Varlam Chalamov est décédé le 17 janvier 1982 à l’âge de soixante-quinze ans. Le service funèbre célébré dans la petite église Saint-Nicolas des Forgerons à Moscou ne réunit qu’un petit nombre d’amis et d’admirateurs de l’écrivain. Personne de son sang n’accompagna Varlam Tikhonovitch à sa dernière demeure. Il mourut comme il avait vécu les trente années qui suivirent sa libération des camps de la Kolyma, sans parenté.

Avant son arrestation survenue en janvier 1937 il avait à peine connu sa fille Eléna née d’un premier mariage contracté en 1934. Lorsqu’il rentra à Moscou en 1953, elle se détourna de son père et, quand en 1979 elle fut informée de l’aggravation de son état de santé, elle n’eut qu’un mot : « Je ne connais pas cet homme. » De son petit-fils, l’enfant d’Eléna, Chalamov ne reçut, semble-t-il, que de rares visites.

En 1982 les deux frères et les deux sœurs de l’écrivain, tous ses aînés de plusieurs années, avaient disparu. Sergueï avait été tué en 1920 sur le front de la guerre civile.
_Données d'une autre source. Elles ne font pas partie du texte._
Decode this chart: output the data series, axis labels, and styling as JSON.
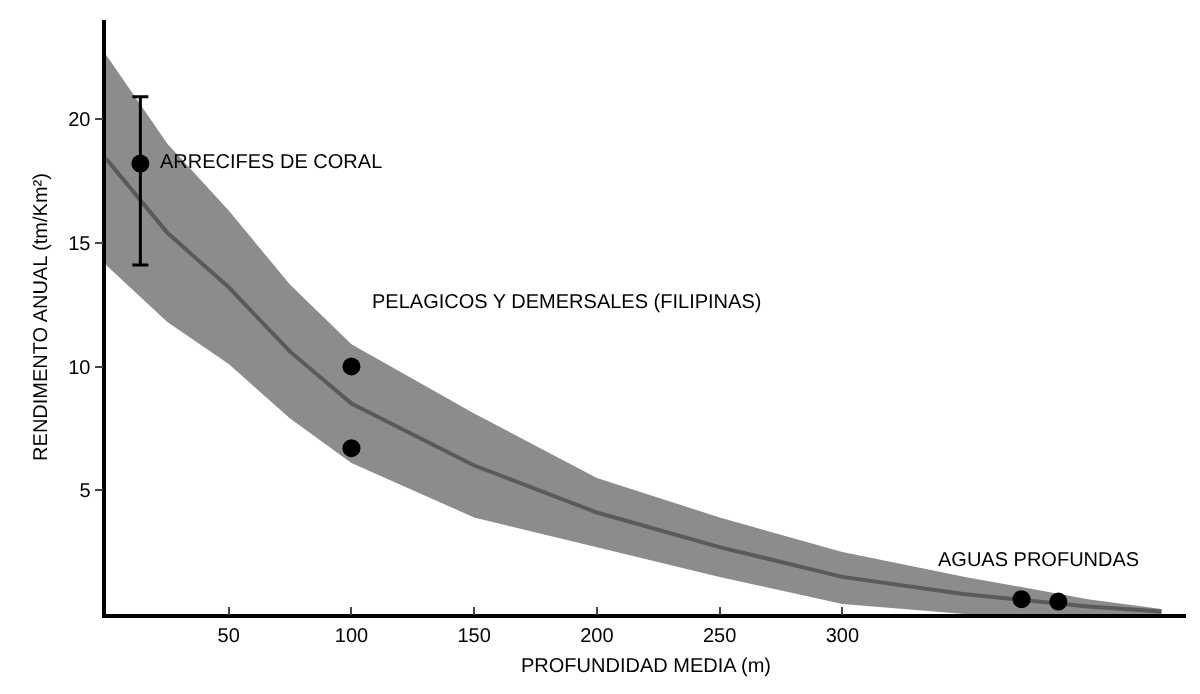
{
  "chart_data": {
    "type": "scatter",
    "xlabel": "PROFUNDIDAD MEDIA (m)",
    "ylabel": "RENDIMENTO ANUAL (tm/Km²)",
    "xlim": [
      0,
      440
    ],
    "ylim": [
      0,
      24
    ],
    "xticks": [
      50,
      100,
      150,
      200,
      250,
      300
    ],
    "yticks": [
      5,
      10,
      15,
      20
    ],
    "grid": false,
    "marker": "circle",
    "series": [
      {
        "type": "line",
        "color": "#5a5a5a",
        "marker": "none",
        "x": [
          0,
          25,
          50,
          75,
          100,
          150,
          200,
          250,
          300,
          350,
          400,
          430
        ],
        "values": [
          18.4,
          15.4,
          13.2,
          10.6,
          8.5,
          6,
          4.1,
          2.7,
          1.5,
          0.8,
          0.3,
          0.1
        ],
        "lower": [
          14.1,
          11.8,
          10.1,
          7.9,
          6.1,
          3.9,
          2.7,
          1.5,
          0.4,
          0,
          0,
          0
        ],
        "upper": [
          22.6,
          19,
          16.3,
          13.3,
          10.9,
          8.1,
          5.5,
          3.9,
          2.5,
          1.5,
          0.6,
          0.2
        ]
      },
      {
        "color": "#000000",
        "x": [
          14,
          100,
          100,
          373,
          388
        ],
        "values": [
          18.2,
          10,
          6.7,
          0.6,
          0.5
        ],
        "errors": [
          [
            14.1,
            20.9
          ],
          null,
          null,
          null,
          null
        ]
      }
    ],
    "annotations": [
      {
        "text": "ARRECIFES DE CORAL",
        "x": 14,
        "y": 18.2
      },
      {
        "text": "PELAGICOS Y DEMERSALES (FILIPINAS)",
        "x": 100,
        "y": 10
      },
      {
        "text": "AGUAS PROFUNDAS",
        "x": 380,
        "y": 0.6
      }
    ]
  }
}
Natacha était morte tuberculeuse en 1937. Varlam avait appris le décès de Valéri à son retour de la Kolyma en 1953. En 1956 Galina, qui s’était installée dans les années vingt en Géorgie avec sa famille, avait invité Chalamov à venir vivre auprès d’elle à Soukhoumi, mais il avait préféré Moscou et par la suite le frère et la sœur ne s’étaient pas rapprochés.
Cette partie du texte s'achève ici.